Краткое изложение рассказов Горького “Коновалов” и “Супруги Орловы”
Особый интерес представляют рассказы Горького “Коновалов” (1896) и “Супруги Орловы” (1897), также связанные с темой босячества. Первый из них, по отзыву цензурного комитета, имел в себе много меет “социалистического и резко возбудительного” характера. У героев обоих рассказов – Коновалова и Григория Орлова – есть нечто общее; оба рабочие: первый – пекарь, второй – сапожник, оба знают свое дело, умеют работать и, кажется, могли бы жить по-человечески.
И тем не менее оба спиваются, опускаются на дно. Первый запил от сознания
В Коновалове, в его внешности, в чертах характера есть что-то роднящее его с народными героями русской истории, со Стенькой Разиным: буйная сила, широкая русская натура. Но все это было задавлено жизнью, каторжным трудом, и в своем протесте и Орлов и Коновалов могли подняться лишь до анархического бунта. В рассказе “Коновалов” привлекает внимание мысль, очень важная с точки зрения горьковской концепции человека: мысль об ответственности каждого за то, кем он стал в жизни, как сумел сохранить в себе человеческое.
В ответ на слова рассказчика, что он “жертва среды и условий”, Коновалов упрямо твердит:
“Сами мы пред собой виноваты… Каждый человек сам себе хозяин, и никто в том не повинен, ежели я подлец!.. – Да погоди,- кричал я,- как может человек устоять на ногах, коли на него со всех сторон разная темная сила прет? – Упрись крепче! – возглашал мой оппонент, горячась и сверкая глазами. – Да во что упереться? – Найди свою точку и упрись! – А ты чего же не упирался? – Вот я те и говорю, чудак-человек, что я сам виноват в моей доле!.. Не нашел я точки своей! Ищу, тоскую – не нахожу!”
На первый взгляд кажется, что Горький согласен с рассказчиком, тем более, что рассказчик-то – не кто иной, как Алексей Пешков. И все же в такой заостренной форме, даже впадая в крайность (“никто в том неповинен”), Горький ведет читателя к мысли, что человек должен найти “свою точку”, опору в жизни (как нашел ее Алексей Пешков) и не уподобляться людям, которые “всегда сваливали свои неудачи на безмолвную судьбу, на злых людей”, без конца кричали о том, что они “люди необыкновенные”, даже гениальные, но их, видите ли, “среда заела”. Драма Коновалова в том и заключалась, что он не сумел найти точки опоры.
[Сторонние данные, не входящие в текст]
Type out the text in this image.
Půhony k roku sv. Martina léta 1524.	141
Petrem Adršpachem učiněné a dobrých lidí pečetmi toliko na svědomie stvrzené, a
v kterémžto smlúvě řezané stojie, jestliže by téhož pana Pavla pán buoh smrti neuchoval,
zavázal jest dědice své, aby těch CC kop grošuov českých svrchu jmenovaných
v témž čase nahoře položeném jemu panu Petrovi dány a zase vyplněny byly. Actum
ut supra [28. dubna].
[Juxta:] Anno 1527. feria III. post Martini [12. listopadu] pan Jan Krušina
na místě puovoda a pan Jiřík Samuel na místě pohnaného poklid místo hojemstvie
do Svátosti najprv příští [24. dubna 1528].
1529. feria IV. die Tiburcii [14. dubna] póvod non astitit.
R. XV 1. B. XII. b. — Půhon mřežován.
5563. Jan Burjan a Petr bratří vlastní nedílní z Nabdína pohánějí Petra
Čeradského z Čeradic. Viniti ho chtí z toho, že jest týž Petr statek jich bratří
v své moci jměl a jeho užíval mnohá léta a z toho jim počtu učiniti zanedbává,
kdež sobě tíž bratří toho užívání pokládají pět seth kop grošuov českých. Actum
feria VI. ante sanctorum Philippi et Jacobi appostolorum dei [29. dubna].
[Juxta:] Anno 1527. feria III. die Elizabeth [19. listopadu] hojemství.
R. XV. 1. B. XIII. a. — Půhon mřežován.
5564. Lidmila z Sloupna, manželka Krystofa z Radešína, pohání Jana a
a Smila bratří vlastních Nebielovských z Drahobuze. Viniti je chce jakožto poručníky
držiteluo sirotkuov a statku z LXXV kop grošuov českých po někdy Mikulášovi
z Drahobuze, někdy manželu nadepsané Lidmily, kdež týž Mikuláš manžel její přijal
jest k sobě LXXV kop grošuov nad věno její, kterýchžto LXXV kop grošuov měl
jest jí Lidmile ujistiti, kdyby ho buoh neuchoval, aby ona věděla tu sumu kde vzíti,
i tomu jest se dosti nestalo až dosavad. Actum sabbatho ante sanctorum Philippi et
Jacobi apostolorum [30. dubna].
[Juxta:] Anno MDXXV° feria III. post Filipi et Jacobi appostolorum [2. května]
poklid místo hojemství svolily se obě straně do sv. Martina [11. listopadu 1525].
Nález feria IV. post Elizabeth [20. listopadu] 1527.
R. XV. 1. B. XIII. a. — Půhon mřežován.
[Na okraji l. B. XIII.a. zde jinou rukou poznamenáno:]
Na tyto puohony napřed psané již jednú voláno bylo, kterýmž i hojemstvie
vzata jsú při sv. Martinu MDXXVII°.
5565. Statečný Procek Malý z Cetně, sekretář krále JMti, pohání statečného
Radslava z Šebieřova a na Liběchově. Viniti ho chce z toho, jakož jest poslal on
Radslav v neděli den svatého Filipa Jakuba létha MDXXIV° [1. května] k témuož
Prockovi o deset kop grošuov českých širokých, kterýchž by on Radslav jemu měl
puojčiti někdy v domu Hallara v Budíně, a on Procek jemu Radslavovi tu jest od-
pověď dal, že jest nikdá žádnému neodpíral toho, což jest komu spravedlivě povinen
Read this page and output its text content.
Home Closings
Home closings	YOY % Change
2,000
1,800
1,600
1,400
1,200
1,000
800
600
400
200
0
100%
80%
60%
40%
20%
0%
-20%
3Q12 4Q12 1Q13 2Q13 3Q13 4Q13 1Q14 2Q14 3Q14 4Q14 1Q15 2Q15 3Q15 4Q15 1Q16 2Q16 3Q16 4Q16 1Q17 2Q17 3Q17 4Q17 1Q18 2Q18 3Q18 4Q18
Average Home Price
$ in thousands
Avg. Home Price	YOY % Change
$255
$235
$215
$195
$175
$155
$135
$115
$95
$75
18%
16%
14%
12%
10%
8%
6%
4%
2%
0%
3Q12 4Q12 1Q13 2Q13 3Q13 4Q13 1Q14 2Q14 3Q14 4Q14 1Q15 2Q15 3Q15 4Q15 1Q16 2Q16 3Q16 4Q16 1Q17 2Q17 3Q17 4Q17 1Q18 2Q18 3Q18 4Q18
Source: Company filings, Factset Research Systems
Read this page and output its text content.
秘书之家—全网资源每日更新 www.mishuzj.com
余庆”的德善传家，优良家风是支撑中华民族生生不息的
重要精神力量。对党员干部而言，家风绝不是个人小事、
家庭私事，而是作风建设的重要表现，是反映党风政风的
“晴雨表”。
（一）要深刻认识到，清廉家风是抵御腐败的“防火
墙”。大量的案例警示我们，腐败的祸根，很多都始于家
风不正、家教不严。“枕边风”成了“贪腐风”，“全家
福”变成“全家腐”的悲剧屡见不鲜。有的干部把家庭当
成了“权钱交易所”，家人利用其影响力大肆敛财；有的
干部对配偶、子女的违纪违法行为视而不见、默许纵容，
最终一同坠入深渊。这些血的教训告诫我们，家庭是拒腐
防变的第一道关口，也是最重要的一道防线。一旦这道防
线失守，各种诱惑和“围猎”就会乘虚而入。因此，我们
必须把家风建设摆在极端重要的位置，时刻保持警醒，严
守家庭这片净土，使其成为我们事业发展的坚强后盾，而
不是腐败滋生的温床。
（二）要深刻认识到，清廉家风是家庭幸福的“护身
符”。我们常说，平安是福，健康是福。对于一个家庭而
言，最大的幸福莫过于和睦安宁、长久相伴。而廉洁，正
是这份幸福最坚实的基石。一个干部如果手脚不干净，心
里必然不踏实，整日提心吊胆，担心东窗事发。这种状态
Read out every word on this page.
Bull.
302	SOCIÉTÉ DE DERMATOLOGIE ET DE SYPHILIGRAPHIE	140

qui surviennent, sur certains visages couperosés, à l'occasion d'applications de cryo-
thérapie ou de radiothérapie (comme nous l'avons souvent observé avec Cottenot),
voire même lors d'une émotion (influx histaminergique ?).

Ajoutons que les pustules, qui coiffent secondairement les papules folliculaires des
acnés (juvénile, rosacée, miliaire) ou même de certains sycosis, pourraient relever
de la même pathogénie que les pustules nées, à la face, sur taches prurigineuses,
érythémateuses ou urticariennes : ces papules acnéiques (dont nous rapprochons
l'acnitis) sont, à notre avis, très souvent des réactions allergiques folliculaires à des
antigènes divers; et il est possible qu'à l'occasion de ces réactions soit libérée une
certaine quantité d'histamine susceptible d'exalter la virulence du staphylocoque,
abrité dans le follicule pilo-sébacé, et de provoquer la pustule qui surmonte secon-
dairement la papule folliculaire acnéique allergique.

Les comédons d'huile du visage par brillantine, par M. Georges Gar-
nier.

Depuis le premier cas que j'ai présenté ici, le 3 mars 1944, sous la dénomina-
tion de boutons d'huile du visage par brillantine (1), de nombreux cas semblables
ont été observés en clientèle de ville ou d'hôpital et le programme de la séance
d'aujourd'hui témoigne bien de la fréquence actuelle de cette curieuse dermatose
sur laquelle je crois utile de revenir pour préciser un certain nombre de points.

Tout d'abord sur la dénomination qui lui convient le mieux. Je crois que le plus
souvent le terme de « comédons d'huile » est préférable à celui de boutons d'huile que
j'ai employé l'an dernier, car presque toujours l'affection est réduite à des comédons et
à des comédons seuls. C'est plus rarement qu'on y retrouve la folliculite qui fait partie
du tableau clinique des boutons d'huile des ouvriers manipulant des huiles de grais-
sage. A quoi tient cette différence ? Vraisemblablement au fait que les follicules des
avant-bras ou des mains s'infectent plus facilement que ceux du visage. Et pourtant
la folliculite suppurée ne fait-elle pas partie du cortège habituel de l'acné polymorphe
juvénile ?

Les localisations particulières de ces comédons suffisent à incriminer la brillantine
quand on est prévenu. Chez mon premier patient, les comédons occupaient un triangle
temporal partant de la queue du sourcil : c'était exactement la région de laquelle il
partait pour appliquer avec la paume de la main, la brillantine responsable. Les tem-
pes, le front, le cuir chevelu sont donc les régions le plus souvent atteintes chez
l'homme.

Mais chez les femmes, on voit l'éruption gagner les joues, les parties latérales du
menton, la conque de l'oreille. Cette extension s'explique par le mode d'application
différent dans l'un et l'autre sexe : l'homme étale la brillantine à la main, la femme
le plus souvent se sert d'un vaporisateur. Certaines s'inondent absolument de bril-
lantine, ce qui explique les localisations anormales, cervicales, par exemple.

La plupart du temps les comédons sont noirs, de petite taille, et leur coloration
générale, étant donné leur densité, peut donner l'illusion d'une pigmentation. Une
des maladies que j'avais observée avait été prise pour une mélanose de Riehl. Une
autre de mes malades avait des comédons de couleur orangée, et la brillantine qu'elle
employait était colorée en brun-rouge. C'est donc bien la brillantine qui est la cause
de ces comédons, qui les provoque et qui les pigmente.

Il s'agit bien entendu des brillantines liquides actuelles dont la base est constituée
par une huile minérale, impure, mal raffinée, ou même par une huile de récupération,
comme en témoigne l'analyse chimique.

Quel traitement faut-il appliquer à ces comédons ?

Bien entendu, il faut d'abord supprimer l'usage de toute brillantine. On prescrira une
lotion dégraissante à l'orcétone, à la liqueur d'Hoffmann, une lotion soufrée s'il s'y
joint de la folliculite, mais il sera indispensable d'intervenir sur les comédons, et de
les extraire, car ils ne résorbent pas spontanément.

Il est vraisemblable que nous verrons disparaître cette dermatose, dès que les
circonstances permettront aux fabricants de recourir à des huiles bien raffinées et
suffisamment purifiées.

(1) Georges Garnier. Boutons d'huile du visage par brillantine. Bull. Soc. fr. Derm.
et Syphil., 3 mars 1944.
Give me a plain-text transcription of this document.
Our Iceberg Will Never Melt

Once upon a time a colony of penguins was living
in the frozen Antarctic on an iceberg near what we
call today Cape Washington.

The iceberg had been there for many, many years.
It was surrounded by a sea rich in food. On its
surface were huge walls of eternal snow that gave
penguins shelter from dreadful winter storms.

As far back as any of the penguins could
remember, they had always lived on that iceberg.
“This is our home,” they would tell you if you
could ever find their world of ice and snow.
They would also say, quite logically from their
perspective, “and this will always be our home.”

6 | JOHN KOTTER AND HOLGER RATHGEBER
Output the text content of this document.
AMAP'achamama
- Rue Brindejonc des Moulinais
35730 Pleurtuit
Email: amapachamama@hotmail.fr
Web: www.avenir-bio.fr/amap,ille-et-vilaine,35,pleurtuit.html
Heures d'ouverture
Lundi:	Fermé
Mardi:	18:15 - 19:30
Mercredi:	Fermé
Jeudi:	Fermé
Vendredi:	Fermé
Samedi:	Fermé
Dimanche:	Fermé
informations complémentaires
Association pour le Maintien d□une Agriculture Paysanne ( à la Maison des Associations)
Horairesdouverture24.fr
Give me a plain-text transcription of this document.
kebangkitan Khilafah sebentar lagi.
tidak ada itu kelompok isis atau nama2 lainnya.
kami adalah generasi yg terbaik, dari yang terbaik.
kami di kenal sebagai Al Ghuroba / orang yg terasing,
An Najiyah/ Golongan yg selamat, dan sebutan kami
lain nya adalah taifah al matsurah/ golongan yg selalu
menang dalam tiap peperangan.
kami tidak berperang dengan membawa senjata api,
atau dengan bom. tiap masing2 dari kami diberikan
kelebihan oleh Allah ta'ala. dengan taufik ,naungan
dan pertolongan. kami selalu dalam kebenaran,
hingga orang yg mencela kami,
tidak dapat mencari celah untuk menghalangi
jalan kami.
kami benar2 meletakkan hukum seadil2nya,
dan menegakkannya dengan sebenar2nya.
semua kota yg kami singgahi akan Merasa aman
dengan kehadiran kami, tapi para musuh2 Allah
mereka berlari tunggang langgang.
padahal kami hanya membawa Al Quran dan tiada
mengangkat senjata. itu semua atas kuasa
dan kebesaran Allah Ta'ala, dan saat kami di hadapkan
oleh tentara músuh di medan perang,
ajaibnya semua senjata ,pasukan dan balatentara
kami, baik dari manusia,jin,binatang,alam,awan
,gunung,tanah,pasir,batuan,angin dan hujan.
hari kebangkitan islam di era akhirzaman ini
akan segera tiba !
И не случайно автор-рассказчик, уже один, без своего товарища – “рыцаря на час”, задумывается над тем, как быть дальше:
“Я долго смотрел, как тлели угли костра: сначала яркий и большой уголь понемногу становился меньше, покрывался пеплом и исчезал под ним. И скоро от костра не осталось ничего, кроме теплого запаха. Я смотрел и думал:- Так и все мы… Хоть бы разгореться ярче!”
Это стремление “разгореться ярче” Горький выразил в героических образах ряда своих ранних произведений. Черты героических характеров людей, способных на смелые поступки и подвиги, мы видели в двух украинских крестьянах из очерка “Для мира”, они есть в образе девушки-революционерки, погибшей в сибирской ссылке (“Мааленькая!”, 1895). Те же черты проявляются в характере наборщика Николая Гвоздева из рассказа “Озорник”, в солидарности киевских и орловских наборщиков, поддержавших своих товарищей из Казани (“Нечто о наборщиках”, 1896). Эти характеры только складывались, но в них уже проявились большие потенциальные возможности.